The Dogs' Cemetery

Even when wandering around the ground of architect Clough Williams-Ellis's eccentric Portmeirion coming across the Dogs' Cemetary is a little odd.

The cemetery wolfhound carved in March 2007 from a Giant Redwood that stood behind the Townhall.
The cemetery wolfhound carved in March 2007 from a Giant Redwood that stood behind the Townhall.
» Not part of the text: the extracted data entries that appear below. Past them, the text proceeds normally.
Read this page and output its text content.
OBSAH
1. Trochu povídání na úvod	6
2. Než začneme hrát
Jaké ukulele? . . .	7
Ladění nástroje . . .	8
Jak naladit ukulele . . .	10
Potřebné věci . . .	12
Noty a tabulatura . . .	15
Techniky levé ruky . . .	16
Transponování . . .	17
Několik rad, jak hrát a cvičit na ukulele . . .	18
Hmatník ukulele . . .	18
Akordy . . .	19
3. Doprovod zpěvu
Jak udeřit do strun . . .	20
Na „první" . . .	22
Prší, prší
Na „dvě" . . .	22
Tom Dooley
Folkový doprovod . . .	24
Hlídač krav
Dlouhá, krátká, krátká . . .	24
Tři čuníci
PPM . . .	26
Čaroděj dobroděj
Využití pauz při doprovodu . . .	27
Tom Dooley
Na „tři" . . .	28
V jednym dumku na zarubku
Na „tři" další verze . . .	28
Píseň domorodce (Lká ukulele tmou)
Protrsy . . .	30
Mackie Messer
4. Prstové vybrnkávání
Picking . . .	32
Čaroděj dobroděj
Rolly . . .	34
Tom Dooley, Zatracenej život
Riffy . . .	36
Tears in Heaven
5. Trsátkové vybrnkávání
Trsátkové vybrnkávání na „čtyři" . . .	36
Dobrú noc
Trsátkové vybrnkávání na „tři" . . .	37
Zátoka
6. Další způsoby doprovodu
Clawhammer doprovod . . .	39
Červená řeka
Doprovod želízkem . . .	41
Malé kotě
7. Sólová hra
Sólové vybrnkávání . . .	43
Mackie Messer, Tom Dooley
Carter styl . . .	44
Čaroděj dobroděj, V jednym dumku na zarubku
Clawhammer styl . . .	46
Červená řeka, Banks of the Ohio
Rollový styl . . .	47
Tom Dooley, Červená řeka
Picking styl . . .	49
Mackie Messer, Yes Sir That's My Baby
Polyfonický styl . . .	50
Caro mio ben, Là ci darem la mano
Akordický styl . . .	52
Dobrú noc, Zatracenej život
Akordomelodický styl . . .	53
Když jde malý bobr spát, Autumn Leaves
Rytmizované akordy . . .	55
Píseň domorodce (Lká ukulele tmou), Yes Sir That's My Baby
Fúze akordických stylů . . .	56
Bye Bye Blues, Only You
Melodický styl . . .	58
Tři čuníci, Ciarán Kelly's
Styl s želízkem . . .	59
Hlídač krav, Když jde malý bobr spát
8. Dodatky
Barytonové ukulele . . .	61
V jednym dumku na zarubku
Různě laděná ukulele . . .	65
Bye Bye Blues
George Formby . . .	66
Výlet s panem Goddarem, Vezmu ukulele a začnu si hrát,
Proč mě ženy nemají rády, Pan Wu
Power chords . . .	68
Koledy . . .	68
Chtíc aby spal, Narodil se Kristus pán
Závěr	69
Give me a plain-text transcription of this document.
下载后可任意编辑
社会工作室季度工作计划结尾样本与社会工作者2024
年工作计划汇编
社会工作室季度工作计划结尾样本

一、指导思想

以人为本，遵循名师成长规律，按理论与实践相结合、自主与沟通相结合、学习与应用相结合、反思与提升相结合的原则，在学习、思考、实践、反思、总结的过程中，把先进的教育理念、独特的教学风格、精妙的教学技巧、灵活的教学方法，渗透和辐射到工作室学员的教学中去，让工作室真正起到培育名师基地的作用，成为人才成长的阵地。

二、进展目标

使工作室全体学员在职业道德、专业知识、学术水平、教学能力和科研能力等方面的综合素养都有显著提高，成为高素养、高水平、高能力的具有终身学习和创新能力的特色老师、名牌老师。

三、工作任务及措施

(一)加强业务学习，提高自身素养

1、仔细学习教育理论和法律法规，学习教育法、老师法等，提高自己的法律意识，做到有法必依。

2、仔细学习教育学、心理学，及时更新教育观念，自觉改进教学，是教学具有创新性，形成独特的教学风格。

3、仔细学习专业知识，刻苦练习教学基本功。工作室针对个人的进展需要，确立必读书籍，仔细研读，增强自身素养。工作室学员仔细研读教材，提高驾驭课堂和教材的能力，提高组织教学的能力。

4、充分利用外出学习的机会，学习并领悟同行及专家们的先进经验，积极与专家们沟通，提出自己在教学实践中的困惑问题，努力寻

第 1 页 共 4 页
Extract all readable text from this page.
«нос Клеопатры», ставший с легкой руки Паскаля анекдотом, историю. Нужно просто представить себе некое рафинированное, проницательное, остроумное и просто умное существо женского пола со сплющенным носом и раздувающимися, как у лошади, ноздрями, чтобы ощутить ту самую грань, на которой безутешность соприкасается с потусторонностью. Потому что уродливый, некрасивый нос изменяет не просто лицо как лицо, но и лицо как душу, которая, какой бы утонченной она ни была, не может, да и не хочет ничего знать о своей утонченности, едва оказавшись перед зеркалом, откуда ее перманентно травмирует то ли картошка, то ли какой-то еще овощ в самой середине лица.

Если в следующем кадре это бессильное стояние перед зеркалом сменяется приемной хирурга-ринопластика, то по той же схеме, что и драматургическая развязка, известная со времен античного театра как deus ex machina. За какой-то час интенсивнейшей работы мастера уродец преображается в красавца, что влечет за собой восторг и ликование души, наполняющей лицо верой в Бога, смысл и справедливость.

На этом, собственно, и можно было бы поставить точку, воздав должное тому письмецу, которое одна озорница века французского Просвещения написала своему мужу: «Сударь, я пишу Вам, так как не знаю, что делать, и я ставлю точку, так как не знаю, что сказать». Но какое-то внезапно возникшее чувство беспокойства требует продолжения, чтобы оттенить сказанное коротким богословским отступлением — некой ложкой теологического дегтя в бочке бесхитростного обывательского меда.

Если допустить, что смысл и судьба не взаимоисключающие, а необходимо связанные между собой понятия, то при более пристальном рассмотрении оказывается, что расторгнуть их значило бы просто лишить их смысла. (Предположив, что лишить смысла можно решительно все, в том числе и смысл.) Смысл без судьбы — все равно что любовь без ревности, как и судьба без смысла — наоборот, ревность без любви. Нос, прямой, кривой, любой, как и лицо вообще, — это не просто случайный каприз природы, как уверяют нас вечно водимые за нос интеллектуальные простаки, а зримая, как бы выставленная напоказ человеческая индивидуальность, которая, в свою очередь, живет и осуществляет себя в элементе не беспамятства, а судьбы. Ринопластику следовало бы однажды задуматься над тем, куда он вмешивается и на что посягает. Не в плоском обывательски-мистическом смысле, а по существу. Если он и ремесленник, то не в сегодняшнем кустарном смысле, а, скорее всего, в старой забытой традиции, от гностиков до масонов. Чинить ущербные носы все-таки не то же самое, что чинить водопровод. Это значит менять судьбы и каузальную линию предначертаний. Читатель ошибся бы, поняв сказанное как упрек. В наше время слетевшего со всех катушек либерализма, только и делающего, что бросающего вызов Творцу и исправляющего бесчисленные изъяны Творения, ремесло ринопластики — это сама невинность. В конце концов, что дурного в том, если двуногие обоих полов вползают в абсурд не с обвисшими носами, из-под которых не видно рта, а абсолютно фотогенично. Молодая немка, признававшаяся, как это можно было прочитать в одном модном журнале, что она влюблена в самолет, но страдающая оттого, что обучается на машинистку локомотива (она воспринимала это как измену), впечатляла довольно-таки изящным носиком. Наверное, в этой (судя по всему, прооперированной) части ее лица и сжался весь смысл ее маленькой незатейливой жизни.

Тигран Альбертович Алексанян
The Dogs' Cemetery was established by one of Portmeirion's eccentric tenants, Mrs Adelaide Haig, who lived in a mansion known as Aber Iâ (which became The Hotel Portmeirion later on) from 1870 until her death in 1917. She preferred the company of dogs to human beings and kept her mongrel pack in the elegant Mirror Room where she would read sermons to them from behind a screen. She was very pious and hoped her dogs would take and equal interest in her divine studies.

 

She did not like her gardeners to cut down any plants or weeds and soon the whole place became a wilderness. As they had no gardening to do, she would send her gardeners to patrol her perimeter wall and to bring back to her any stray dogs they might find. When she died the hearse that came for her could not reach the house until woodsmen had hacked a way along the jungle-choked drive. Following her death a stag mysteriously appeared on the peninsula and in threading its way hither and thither through the undergrowth it rediscovered and trod out the long-lost system of paths that had once been so generously contrived. It is said that the extent of the zigzagging paths laid end to end is over twenty miles.

 

My dear dear dog gone before
To that unknown and silent shore
Shall we not meet as heretofore
Some summer morning.

 

From the headstone of one of Mrs Adelaide Haig's pet dogs.